13 It seems clear to me that the learned Magistrate took the view that a sentence of imprisonment be served immediately was the only appropriate sentence because of the need for deterrence of the appellant and of the community generally. That was clearly the reason why the sentence was pronounced to be one that should be served immediately.
14 It is not necessary for a Magistrate to state in every case that consideration has been given to the question of suspension of sentence: Shooter v The Queen, unreported; CCA SCt of WA; Library No 970638; 21 November 1997 at page 4 per Ipp J:
"Suspending the sentence was an obvious possibility and obviously should have been considered, together with other possible options such as probation. However, it was not incumbent upon his Honour, when declining to uphold the submission advanced on the applicant’s behalf, to list each and every form of non-custodial option considered by him. In practice this is seldom, if ever, done, and there is no need to require it to be done. Accordingly, his omission to refer expressly to the possibility of suspending the sentence of imprisonment should not, in my view, lead to an inference that this possibility escaped his Honour's attention."

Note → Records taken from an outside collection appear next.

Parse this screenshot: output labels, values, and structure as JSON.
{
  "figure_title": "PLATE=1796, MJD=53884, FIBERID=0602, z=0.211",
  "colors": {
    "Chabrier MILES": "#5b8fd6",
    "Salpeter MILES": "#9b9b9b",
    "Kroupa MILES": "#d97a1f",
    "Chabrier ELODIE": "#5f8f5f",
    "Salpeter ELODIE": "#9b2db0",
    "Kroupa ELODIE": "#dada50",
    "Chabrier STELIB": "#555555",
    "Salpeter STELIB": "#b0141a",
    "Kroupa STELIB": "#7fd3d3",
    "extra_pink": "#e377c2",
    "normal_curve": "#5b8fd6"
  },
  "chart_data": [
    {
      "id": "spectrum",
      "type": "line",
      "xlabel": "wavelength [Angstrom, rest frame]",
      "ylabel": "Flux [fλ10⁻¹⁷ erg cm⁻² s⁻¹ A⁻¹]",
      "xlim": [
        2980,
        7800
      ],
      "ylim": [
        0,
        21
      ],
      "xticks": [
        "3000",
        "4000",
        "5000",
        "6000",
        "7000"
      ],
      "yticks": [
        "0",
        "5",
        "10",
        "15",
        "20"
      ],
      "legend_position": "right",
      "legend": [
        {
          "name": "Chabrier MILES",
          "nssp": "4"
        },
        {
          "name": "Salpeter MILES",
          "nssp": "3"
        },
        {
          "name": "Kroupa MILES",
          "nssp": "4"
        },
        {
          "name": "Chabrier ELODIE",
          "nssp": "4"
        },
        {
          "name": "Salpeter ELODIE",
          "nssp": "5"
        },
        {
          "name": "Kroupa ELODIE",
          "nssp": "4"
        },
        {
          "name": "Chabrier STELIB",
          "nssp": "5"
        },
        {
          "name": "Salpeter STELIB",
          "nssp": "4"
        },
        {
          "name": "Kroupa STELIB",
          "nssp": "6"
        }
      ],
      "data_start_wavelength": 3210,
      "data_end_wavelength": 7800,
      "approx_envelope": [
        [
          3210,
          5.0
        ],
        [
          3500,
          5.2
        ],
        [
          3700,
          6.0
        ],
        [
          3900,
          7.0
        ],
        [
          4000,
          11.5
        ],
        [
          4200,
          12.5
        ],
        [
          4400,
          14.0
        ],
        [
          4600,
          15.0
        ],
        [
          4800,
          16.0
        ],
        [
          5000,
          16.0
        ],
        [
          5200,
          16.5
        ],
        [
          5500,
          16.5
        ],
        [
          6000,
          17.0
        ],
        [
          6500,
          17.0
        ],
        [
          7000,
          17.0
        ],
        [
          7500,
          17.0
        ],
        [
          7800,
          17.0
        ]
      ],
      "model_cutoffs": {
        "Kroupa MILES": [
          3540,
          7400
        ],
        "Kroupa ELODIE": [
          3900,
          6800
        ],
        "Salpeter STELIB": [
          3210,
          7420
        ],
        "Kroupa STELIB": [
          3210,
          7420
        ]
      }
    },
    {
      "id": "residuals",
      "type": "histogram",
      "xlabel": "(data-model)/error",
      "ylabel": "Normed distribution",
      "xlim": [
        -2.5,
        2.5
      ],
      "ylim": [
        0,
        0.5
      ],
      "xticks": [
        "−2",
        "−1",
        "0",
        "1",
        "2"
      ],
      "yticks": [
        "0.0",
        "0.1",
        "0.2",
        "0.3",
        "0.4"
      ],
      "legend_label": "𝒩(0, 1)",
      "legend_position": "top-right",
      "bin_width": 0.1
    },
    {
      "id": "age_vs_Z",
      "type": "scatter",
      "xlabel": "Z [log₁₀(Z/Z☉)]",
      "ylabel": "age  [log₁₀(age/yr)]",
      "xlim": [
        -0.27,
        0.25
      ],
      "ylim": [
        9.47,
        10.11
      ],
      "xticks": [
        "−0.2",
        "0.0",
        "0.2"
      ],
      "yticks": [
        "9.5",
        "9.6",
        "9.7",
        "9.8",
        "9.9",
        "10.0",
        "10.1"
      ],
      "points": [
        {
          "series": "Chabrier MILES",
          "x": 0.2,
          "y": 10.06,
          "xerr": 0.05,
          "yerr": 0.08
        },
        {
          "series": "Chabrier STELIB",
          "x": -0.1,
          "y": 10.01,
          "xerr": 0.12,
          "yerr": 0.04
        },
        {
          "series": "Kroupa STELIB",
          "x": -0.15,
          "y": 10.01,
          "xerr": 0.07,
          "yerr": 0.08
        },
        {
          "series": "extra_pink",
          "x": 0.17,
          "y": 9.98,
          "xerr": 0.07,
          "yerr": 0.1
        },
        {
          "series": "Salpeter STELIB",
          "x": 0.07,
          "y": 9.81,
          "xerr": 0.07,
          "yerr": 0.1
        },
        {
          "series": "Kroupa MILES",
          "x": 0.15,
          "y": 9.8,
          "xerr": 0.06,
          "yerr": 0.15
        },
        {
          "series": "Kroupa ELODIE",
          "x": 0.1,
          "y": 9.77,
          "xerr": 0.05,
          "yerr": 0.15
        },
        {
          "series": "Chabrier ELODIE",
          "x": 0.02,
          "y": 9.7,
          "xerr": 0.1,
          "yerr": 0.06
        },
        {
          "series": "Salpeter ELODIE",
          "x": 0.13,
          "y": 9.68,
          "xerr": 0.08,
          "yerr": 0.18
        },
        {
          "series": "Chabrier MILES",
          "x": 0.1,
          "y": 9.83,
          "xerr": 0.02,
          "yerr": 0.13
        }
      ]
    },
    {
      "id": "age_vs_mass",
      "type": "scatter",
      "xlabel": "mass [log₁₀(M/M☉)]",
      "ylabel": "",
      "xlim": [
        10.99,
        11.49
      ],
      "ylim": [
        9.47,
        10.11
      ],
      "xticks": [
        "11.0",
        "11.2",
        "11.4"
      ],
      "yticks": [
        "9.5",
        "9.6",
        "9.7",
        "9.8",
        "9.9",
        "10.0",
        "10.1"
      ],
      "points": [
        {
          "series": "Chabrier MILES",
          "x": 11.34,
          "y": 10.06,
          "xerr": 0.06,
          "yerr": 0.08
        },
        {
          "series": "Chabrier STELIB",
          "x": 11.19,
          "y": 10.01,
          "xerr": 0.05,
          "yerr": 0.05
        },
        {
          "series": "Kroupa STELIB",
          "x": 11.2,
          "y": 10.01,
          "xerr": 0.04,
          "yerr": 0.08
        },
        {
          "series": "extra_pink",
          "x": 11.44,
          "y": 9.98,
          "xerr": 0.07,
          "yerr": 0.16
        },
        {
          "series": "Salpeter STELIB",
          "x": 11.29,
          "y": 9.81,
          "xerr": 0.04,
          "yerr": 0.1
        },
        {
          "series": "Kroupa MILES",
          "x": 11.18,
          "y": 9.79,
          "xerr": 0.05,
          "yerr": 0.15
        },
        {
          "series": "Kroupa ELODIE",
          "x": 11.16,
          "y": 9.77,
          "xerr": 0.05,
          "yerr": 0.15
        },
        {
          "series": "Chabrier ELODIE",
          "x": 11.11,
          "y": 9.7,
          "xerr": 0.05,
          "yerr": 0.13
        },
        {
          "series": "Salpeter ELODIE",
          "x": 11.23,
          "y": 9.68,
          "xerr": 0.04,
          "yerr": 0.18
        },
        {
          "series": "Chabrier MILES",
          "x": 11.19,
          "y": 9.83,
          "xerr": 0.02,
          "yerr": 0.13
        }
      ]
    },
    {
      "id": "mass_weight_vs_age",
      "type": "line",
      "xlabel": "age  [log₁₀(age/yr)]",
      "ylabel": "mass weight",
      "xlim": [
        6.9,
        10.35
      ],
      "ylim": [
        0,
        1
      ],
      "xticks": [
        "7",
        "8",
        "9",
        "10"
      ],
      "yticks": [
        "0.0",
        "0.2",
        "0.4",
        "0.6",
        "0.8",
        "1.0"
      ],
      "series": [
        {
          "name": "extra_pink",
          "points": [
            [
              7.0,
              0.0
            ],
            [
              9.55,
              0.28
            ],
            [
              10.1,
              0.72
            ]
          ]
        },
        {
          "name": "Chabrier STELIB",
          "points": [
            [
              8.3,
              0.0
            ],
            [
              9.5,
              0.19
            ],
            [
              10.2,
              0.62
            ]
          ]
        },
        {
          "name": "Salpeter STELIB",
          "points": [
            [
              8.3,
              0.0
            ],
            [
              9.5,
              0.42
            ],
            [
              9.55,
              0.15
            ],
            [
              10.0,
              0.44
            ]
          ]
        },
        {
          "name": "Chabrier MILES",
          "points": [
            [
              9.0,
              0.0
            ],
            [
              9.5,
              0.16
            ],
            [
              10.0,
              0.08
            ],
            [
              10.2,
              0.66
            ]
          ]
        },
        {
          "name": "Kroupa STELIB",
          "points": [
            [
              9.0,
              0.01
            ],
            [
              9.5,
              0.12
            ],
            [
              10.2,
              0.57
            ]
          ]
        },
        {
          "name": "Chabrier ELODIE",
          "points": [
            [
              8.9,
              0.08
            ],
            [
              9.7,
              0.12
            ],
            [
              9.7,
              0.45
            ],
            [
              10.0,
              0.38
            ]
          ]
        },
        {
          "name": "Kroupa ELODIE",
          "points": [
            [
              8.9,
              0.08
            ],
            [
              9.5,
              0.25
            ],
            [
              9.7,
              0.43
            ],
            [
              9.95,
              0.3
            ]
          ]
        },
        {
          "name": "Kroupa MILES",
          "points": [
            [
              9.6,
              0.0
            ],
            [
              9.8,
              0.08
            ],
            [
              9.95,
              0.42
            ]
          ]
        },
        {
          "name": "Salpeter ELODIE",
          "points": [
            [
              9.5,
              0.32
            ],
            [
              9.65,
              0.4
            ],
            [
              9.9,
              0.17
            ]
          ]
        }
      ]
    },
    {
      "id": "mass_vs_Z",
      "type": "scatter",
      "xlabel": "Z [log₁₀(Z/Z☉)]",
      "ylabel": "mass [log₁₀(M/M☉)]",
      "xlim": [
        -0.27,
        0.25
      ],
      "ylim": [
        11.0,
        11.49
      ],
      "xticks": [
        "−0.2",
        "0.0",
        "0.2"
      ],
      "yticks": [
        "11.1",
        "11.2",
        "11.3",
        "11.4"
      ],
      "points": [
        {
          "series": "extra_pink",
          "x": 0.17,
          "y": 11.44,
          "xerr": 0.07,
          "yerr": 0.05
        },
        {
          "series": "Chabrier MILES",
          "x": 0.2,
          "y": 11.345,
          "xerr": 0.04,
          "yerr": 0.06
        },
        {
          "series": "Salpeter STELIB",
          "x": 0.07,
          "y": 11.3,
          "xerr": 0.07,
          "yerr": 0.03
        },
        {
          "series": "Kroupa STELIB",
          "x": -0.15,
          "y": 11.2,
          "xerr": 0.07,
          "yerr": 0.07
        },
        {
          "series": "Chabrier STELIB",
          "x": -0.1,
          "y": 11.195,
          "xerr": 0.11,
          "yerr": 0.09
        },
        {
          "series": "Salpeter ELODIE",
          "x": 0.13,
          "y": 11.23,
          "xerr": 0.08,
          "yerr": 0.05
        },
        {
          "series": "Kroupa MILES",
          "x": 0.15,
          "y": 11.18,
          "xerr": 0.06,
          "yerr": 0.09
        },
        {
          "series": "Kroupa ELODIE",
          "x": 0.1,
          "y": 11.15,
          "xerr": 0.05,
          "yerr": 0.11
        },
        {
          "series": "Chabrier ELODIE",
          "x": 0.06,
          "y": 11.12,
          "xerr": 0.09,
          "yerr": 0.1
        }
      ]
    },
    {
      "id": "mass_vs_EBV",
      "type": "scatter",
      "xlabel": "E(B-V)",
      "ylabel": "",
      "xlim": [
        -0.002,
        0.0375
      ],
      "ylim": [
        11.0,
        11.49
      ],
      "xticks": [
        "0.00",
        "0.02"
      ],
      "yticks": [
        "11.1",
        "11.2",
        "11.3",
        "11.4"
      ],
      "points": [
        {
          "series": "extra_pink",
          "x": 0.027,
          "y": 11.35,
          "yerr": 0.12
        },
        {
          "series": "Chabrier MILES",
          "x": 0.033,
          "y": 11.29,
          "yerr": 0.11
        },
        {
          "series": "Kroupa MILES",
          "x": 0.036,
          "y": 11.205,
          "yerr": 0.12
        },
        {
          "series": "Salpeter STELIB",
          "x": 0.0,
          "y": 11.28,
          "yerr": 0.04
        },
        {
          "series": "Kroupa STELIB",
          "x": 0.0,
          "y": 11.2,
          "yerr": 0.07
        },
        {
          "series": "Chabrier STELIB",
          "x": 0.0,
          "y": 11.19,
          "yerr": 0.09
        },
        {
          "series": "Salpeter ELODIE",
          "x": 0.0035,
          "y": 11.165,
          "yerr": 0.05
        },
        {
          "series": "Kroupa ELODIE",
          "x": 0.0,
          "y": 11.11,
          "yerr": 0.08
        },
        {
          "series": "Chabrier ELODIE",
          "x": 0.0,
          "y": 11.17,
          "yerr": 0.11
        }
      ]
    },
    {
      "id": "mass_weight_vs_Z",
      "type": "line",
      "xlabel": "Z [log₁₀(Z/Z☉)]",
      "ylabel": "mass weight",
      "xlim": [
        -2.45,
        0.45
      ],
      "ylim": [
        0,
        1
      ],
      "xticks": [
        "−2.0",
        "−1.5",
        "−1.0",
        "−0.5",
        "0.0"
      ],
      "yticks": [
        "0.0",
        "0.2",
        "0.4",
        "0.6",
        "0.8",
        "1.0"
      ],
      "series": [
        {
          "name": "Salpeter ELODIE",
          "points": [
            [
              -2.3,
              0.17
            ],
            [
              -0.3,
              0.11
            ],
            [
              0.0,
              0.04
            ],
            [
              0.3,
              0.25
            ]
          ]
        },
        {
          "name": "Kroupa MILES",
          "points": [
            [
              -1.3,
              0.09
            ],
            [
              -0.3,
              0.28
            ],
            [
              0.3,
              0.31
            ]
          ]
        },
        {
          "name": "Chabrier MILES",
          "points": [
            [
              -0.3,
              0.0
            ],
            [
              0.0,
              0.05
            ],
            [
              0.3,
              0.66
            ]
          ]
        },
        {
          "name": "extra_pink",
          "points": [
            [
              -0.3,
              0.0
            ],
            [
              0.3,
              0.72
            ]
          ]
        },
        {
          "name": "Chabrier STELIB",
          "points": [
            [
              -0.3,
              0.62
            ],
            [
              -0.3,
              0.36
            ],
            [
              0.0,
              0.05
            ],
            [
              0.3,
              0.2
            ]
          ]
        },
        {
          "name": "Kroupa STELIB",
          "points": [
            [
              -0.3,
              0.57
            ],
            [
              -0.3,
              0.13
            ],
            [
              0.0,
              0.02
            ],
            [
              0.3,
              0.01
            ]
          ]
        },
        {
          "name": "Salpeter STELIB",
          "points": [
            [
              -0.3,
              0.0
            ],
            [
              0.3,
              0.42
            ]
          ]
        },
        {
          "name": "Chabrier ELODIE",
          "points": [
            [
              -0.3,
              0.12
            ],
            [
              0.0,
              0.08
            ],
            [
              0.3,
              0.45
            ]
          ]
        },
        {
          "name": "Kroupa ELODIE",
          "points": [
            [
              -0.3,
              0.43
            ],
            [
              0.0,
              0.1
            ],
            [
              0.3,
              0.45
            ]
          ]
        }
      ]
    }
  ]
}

- Comments to the same effect can be found in Nevermann (1989) 43 A Crim R 347 per Malcolm CJ at 350.
15 There is no doubt that the learned Magistrate was dealing with a very serious assault. He had witnessed on video the circumstances of the assault and the account of those circumstances does indicate that it was a very vicious attack in which the complainant sustained injury.
(Page 7)
16 Although the learned Magistrate did not detail matters personal to the appellant, there was evidence before him which indicated that the appellant was only 18 years of age at the age of the offence (although nearly 19). She did have a prior conviction for common assault, for which she was granted a spent conviction. That conviction was on 5 April 2006 and the penalty was a fine of $400 with a spent conviction order. It was said that she came from a good, supportive family and she was the mother of a 3-year-old child.
17 In all the circumstances of the case, I consider that it was open to the learned Magistrate to impose a term of imprisonment to be served immediately. The factors of personal and general deterrence loomed large in the case, particularly as the assault had occurred in Northbridge, a popular entertainment venue in Perth, in relation to which the learned Magistrate commented that there was concern in the community about unprovoked assaults in the area.
18 However, given the age of the appellant, her minimal record, and the fact that she had a 3-year-old child, the sentence of 14 months' imprisonment was a substantial penalty.
19 The learned Magistrate made it clear that his "starting-point was 18 months" and this was reduced by only 4 months to accommodate the appellant's plea of guilty. There were, however, other factors which would, in my view, have justified a greater discount on the "starting-point" than was given. The age of the offender, her relatively minor record and the fact that she was caring for a 3-year-old child are the paramount considerations in this respect. All of those factors lead me to the view that an appropriate sentence in the case would have been 10 months' imprisonment. Such a sentence would not allow for an order for parole (s 89(2) Sentencing Act1995 (WA)). Where, however, a prisoner is serving a term of imprisonment of less than 12 months, a community based order is required to make a parole order pursuant to s 23(3) of the Sentence Administration Act 2003 (WA) after the prisoner has served one-half of the term. It follows that the appellant would be entitled to what is termed "CEO parole" at the expiration of 5 months from 3 August 2006.
20 Accordingly, I would grant leave to appeal in this matter, allow the appeal against sentence and set aside the sentence imposed by the learned Magistrate on 3 August 2006. In lieu thereof, I would impose a sentence of 10 months' imprisonment, effective from 3 August 2006.